Planetoids is a clone of Atari, Inc.'s 1979 Asteroids arcade video game published by Adventure International for the Apple II in 1980 and TRS-80 in 1981. Each was originally an independently sold game, neither of which was titled Planetoids. The Apple II version, programmed by Marc Goodman, was published as Asteroid. The TRS-80 game was written by Greg Hassett as Fasteroids by Adventure Works. Fasteroids was still sold by Adventure Works at the same time Planetoids was available through Adventure International.

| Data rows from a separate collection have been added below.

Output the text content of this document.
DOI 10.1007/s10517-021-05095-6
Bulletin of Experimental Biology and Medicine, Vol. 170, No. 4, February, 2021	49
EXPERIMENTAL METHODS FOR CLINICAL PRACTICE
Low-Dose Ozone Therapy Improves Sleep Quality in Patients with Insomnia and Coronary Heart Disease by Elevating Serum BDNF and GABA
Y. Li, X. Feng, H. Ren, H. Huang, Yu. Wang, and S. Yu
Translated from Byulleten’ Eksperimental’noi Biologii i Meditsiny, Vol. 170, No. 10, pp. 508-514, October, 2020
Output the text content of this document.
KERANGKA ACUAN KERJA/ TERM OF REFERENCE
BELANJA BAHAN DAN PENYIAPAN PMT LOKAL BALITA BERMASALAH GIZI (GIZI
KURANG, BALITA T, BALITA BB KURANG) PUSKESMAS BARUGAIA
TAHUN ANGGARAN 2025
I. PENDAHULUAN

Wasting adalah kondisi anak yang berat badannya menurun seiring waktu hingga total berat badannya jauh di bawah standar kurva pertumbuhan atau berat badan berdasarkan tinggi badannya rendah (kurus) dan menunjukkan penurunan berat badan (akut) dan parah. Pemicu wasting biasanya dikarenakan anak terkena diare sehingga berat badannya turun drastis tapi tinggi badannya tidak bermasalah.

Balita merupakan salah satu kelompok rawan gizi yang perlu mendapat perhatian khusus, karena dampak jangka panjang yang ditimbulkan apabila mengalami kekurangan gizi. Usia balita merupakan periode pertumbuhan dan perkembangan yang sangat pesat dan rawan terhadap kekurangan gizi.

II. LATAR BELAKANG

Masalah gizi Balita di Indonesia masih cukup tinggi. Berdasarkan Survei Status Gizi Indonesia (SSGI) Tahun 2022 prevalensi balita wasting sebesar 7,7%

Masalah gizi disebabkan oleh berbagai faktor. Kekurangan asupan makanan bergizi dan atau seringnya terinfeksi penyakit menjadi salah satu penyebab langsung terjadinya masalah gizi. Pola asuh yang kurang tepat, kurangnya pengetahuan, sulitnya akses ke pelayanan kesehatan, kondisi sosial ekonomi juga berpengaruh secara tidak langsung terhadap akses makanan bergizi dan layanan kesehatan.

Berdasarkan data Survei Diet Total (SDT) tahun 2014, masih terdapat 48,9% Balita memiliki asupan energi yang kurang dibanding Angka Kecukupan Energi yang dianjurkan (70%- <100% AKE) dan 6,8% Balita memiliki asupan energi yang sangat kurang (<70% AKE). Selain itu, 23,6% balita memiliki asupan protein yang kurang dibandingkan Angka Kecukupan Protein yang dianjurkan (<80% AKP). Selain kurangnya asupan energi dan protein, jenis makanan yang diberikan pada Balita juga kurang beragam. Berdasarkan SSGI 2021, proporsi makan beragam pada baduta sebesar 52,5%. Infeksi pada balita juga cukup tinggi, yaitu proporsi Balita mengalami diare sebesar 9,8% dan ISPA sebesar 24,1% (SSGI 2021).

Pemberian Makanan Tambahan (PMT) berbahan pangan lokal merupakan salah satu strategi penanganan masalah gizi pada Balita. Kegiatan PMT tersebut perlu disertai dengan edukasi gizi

The TRS-80 version includes features not present on the Apple II or arcade original.

==Gameplay==
Planetoids is a version of the 1979 arcade game, Asteroids. The TRS-80 adaptation includes three additional modes: high-speed asteroids, very slow moving asteroids, and a dogfight with only enemy ships.

==Reception==
Ian Chadwick reviewed Planetoids in Ares magazine #11 and commented that "it's enjoyable and [...] well done. It's a must for fans of the arcade game". In 80-U.S. magazine, Bob Liddil called Fasteroids, "Asteroids with GUSTO" and called out the ability to save high scores to tape and the pause feature as positives.